Several of you understood this question to be "what
  happens to accuracy as we use samples of larger sizes?"
  That is a good question, but an answer to it does not answer
  the question of how we determine that one collection is
  more accurate than another.

What did Dr. Thompson mean when he said, "We reach a point of diminishing returns" when we try to increase sampling accuracy by making sample sizes larger and larger.
Several of you were right on target -- that if we are in the process of planning to collect a sample to find out something about a population, the larger the sample we plan the more we are assured of accurate results.

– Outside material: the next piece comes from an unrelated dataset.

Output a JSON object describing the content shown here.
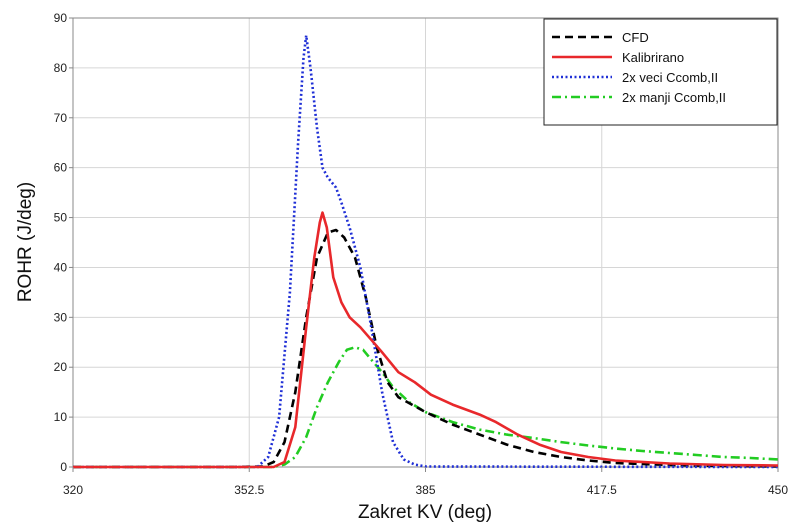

However, at some point, the increased expense of taking a larger sample does not produce a proportionate increase in accuracy, and at some point later point yet the increased expense of taking a yet larger sample hardly produces any increase in accuracy.
The histogram below shows the simulated results of drawing 2000 samples of 500 marbles from a jar having a gazillion marbles in it, 57% of which were red.

a) What does "285" on the horizontal axis stand for?

It stands for 285 red marbles in a sample

b) What does "100" on the vertical axis stand for?

It stands for 100 samples having a number of red marbles within some interval

c) What is represented by the highlighted slice of the bar above 300-305?

It stands for a subgroup of all the samples that had 300, 301, 302, or 304 red marbles in them.